(di Bulldog) Arriva una legge finanziaria “espansiva” (tradotto, vuol dire che crea nuovo debito pubblico) e oplà ecco lo sciopero generale della Cgil e della Uil. Un bel tuffo nel passato, una manifestazione evergreen che sta bene con tutto, con le bandiere rosse che fanno tanto Natale... Peggio di questa manovra c’è soltanto un sindacato che pur di accontentare momentaneamente pensionati e dipendenti pubblici scarica sulle future generazioni un peso finanziario insostenibile. La pandemia ce lo ha fatto scordare, ma il debito pubblico italiano non è andato via: cresce ogni mese, nel silenzio generale (pure Bruxelles si volta dall’altra parte per non dover gridare allo scandalo), e ingrassa migliaia di rentier e istituzioni finanziarie. Oggi ha superato i 2.734 miliardi€, 155 miliardi in più rispetto a un anno fa. 155 miliardi sono il 50% in più della “mirabolante” crescita del prodotto interno lordo, che si è fermato ad un incremento di 102 miliardi€. Il debito cresce, ma cala la platea dei debitori che quel debito pagheranno: gli Italiani sono calati di 300mila unità in un anno, siamo poco più di 59 milioni ed abbiamo sul capo 46.137€ da pagare.
Il rapporto debito/pil è salito al 155,6% e a fine 2023 (quando sarà rientrato il rimbalzo del prodotto interno lordo che oggi tutti esaltiamo) sarà del 151%. Alla fine del 2023 avremo anche recuperato tutto quanto perso in pandemia, tornando ai livelli del 2019 che, ricordo, era l’ultimo di una lunga serie di anni a crescita praticamente a zero. Quindi ritorniamo in fondo al pozzo, nulla di più.
La differenza fra quanto produciamo e lo stock del debito oramai è di mille miliardi.

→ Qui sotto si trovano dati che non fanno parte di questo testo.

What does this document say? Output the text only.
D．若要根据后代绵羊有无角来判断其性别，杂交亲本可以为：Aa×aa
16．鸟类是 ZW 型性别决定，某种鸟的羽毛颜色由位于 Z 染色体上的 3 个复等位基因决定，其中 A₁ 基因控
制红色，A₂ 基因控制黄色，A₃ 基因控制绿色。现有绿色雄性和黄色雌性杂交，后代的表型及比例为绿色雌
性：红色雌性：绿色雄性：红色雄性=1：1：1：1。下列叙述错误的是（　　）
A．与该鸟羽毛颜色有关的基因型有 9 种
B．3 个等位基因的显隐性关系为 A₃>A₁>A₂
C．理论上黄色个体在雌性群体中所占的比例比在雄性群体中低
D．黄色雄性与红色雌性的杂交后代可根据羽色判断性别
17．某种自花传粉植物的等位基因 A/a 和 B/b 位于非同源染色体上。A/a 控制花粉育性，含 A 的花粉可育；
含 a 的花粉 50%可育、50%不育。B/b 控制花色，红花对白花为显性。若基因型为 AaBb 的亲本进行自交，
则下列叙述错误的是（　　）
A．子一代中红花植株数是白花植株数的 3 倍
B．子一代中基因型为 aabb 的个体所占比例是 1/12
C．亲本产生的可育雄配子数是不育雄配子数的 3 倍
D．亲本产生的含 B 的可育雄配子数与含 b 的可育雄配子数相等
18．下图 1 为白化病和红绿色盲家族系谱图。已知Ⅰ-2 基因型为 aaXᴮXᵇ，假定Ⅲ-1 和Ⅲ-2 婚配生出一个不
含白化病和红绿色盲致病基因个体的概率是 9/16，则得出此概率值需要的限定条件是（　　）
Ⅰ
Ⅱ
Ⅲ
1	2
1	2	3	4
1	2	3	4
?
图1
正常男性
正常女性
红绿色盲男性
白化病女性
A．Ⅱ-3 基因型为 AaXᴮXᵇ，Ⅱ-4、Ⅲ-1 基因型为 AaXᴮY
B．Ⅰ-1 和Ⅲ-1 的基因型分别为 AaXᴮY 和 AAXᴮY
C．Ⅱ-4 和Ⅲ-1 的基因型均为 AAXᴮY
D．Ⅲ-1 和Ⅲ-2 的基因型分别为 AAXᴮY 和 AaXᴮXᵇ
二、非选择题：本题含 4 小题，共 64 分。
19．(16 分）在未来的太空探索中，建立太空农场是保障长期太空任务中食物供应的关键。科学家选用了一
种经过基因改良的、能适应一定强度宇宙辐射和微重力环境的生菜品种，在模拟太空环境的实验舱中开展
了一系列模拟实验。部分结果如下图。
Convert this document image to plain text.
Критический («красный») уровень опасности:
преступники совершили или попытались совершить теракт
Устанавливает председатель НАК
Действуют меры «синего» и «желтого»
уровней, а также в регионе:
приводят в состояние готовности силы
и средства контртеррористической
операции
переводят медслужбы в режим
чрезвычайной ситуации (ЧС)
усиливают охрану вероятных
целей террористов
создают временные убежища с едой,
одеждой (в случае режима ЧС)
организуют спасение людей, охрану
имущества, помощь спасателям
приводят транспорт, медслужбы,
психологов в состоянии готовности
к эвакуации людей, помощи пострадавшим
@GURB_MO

Quindi, dal governo dei migliori ci si aspetterebbe molto di più coraggioso che una banale rimodulazione delle aliquote Irpef che spreca 8 miliardi dando una mancetta che non cambia la vita di alcun contribuente. Ad esempio, mettere le mani sugli 80 miliardi di tasse che ogni anno vengono sprecate per garantire quelle 610 “marchette” che sono le agevolazioni fiscali; combattere il lavoro nero riprendendo e migliorando l’esperienza dei voucher (che potrebbero essere estesi anche ai secondi-lavoristi della pubblica amministrazione e del settore privato) e che potrebbero, questi sì, rientrare in un nuovo modello di agevolazioni fiscali che premi il “conflitto d’interessi” fra chi offre una prestazione e chi quella prestazione la deve pagare. Si potrebbe anche pensare a come rimettere in gioco – oppure tassare – quella enorme massa di liquidità che gli Italiani hanno in banca, che non produce nulla e che, invece, potrebbe tornare molto più utile del PNRR (sembra la panacea di tutti i mali, ma è niente rispetto a quello che gli Italiani potrebbero mettere in campo da soli, senza chiedere niente a nessuno) per creare quel nuovo lavoro regolare che è l’unico modo per abbattere il nostro debito.
Cgil e Uil, invece, preferiscono una bella manifestazione che fa risparmiare alle imprese ed allo Stato una giornata di lavoro, e che non cambia la sostanza “morettiana” delle cose: “mi si nota di più se non vengo alla festa, oppure se vengo, e mi metto in un angolo, e tu mi vieni a cercare e mi chiedi cosa c’è che non va?”.